A new lawsuit filed against Lumber Liquidators alleges that both the founder and CEO sold a combined $19 million worth of stock before the company's headquarters was raided in 2013 by the federal government.
The lawsuit, filed by James Costello, a Lumber Liquidators shareholder, in Delaware, claims that founder Tom Sullivan and CEO Robert Lynch engaged in insider trading by selling shares in 2013 while knowing the company faced potential charges under the Lacey Act for importing wood products sourced illegally from the Russian Far East and engaged in insider trading by selling shares prior to the raid.
While Lumber Liquidators has listed an ongoing Department of Justice investigation in its filings with the Securities and Exchange Commission, the most recent annual filing said the company expected to continue communicating with the DOJ about the federal investigators’ courses of action. That prompted a clarifying question during an investors conference call on Feb. 25, during which Lynch said he expected the DOJ to file criminal charges against Lumber Liquidators under the Lacey Act in the future.
Paired with the announcement that an upcoming “60 Minutes” report would portray the company in a negative light, the news instantly caused Lumber Liquidators stock to fall dramatically.
Including the new insider trading lawsuit, the company has had numerous lawsuits filed against it since the “60 Minutes” episode aired March 1. A portion of the lawsuits are based on the “60 Minutes” allegations the company knowingly sold Chinese-made laminate flooring that did not meet CARB Phase 2 standards for formaldehyde emissions.
At least two state attorneys’ offices are investigating the company. A Florida senator sent a letter to three federal agencies requesting they investigate the company’s laminate flooring.

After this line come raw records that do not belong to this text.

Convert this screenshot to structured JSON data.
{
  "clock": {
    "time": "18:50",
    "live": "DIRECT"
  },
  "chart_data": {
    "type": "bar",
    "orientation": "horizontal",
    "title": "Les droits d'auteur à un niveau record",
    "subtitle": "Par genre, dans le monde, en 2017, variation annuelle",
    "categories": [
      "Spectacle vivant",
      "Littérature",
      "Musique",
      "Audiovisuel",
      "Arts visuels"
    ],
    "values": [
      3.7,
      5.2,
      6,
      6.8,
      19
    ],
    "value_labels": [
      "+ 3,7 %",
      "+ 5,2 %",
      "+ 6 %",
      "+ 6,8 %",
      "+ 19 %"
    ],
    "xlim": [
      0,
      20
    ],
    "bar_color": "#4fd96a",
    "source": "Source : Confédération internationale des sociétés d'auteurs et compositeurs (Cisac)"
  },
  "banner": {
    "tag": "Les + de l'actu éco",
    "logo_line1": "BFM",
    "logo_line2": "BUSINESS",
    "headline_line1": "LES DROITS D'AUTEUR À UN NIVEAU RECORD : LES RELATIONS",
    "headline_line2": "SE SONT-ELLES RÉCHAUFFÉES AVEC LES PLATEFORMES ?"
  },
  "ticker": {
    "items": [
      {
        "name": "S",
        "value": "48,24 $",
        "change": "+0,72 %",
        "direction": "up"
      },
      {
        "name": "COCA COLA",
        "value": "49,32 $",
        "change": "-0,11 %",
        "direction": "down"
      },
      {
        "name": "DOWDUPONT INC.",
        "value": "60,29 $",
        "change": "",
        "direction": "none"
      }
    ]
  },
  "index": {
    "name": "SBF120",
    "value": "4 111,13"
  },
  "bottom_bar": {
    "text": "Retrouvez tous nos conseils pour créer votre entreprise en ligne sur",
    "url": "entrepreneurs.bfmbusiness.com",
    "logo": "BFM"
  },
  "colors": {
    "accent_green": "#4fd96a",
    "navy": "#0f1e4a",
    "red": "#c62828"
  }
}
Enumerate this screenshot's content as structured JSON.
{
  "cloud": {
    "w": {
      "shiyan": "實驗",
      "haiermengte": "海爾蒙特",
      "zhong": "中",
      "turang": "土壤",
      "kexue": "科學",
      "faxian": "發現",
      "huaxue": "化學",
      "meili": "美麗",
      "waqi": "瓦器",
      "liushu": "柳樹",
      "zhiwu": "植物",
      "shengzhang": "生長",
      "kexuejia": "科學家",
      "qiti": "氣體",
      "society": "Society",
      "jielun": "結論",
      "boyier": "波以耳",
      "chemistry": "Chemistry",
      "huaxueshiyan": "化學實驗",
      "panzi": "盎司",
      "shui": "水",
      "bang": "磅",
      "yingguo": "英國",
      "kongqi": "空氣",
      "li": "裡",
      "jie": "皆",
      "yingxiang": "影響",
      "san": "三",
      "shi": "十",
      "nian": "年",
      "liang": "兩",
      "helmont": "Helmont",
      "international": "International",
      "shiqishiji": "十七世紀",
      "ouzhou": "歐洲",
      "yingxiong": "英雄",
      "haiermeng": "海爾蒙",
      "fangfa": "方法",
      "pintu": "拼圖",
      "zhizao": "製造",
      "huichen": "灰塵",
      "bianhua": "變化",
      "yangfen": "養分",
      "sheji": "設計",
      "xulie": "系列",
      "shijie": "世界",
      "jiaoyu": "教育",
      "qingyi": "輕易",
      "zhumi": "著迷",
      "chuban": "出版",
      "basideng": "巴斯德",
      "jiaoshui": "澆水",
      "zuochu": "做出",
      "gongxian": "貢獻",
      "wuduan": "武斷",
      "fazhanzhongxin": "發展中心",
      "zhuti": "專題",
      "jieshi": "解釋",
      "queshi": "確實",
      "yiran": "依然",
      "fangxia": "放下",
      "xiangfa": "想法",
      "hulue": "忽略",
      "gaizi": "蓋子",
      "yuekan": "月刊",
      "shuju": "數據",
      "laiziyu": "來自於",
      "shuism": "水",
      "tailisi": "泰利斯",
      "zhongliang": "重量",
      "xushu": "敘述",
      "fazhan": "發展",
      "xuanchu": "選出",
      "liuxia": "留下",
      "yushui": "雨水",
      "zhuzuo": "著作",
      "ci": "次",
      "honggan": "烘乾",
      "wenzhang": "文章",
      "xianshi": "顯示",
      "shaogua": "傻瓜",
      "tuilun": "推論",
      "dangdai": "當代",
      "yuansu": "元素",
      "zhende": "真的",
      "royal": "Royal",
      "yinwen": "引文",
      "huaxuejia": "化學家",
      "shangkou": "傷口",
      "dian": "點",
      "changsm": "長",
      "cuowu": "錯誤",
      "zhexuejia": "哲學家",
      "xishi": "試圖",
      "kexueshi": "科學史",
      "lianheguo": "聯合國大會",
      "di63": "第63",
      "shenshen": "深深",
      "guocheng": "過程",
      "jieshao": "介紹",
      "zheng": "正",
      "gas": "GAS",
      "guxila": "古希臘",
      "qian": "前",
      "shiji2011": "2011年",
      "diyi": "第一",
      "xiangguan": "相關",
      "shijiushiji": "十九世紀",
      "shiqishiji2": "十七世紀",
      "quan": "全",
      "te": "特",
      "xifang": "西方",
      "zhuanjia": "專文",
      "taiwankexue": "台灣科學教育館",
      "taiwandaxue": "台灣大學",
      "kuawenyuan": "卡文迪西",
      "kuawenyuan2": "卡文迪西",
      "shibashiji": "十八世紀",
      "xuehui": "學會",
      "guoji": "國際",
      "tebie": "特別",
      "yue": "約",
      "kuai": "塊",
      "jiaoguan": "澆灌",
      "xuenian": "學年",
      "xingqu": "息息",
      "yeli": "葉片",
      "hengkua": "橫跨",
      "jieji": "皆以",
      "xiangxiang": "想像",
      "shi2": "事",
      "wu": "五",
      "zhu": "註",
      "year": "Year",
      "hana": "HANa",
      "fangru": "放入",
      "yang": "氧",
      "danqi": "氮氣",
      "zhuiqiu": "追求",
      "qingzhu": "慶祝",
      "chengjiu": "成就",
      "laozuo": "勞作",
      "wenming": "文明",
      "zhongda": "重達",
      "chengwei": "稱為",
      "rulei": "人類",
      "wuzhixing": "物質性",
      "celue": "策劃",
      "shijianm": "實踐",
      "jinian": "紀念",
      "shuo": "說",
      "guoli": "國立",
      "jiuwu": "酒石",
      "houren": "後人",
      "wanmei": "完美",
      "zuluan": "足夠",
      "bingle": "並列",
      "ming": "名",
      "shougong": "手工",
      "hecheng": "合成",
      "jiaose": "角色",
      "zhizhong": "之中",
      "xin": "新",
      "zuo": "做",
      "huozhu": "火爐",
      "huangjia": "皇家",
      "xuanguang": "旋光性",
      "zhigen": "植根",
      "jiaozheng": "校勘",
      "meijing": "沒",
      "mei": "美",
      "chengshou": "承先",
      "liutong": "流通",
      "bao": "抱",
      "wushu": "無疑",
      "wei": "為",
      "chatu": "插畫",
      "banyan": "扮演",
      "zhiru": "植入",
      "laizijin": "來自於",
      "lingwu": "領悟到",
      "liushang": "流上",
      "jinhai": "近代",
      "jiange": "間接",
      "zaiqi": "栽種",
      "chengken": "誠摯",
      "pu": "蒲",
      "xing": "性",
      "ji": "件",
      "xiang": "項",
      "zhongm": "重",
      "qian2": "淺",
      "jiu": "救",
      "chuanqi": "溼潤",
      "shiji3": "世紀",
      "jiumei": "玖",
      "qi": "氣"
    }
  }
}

Lumber Liquidators contests “60 Minutes” investigators’ report. The reporters used “deconstructive” testing, which the company and a number of industry organizations believe is an appropriate test, but should only be used as a “rough” screening method. CARB does not require deconstructive testing to test compliance to its standards.
Since news of the negative “60 Minutes” coverage was announced, the value of the company has decreased by more than a billion dollars.
Editor's note: The original article was updated March 19, 2015, with language to clarify the reason for the insider trading lawsuit.